Em Batayporã, valorizar agricultores tradicionais, assentados, chacareiros e horticultores significa também fortalecer a capacidade do município de produzir seus próprios alimentos.
Essa valorização pode acontecer por meio do incentivo às feiras, da ampliação dos canais de comercialização, do apoio à agricultura familiar e da aproximação entre produtores e consumidores.
O futuro passa pelo fortalecimento do pequeno produtor
Os desafios da agricultura familiar são muitos. Mudanças climáticas, custos de produção, dificuldades de comercialização, falta de mão de obra e necessidade de sucessão familiar são questões presentes na rotina do campo.
Por isso, o fortalecimento do setor exige ações conjuntas. Poder público, instituições, associações, cooperativas e sociedade precisam reconhecer que apoiar o pequeno produtor é investir no desenvolvimento de todo o município.
Assistência técnica, acesso ao crédito, melhorias nas estradas rurais, incentivo à agroindustrialização, apoio à comercialização e políticas voltadas à permanência dos jovens no campo são alguns dos caminhos possíveis.

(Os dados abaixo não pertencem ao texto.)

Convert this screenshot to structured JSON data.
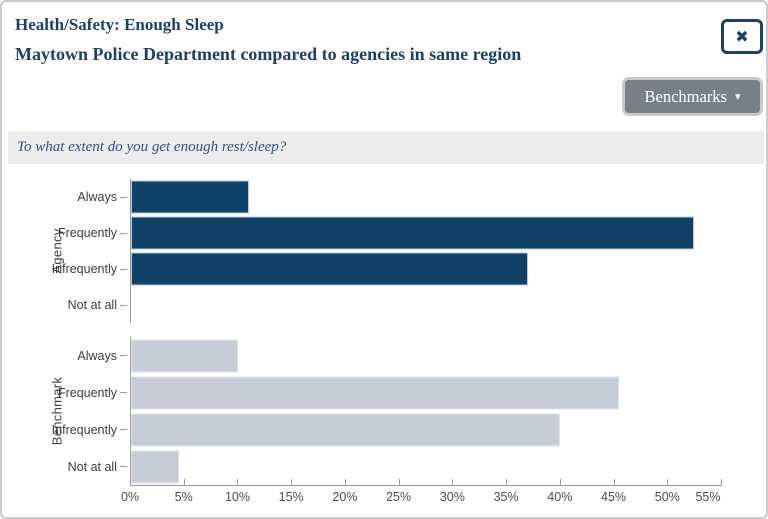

Batayporã possui uma agricultura familiar formada por diferentes histórias, origens e realidades. Dos agricultores tradicionais que carregam décadas de experiência aos assentados que construíram novas oportunidades; dos chacareiros que diversificam sua produção aos horticultores periurbanos que abastecem a cidade, todos fazem parte de uma mesma engrenagem.
Valorizar a agricultura familiar é valorizar quem produz alimento, gera renda, movimenta a economia e mantém viva a relação histórica de Batayporã com a terra.
Mais do que olhar para o campo como um espaço de produção, é preciso reconhecê-lo como parte essencial do presente e do futuro do município. Afinal, fortalecer quem trabalha na terra é também fortalecer Batayporã.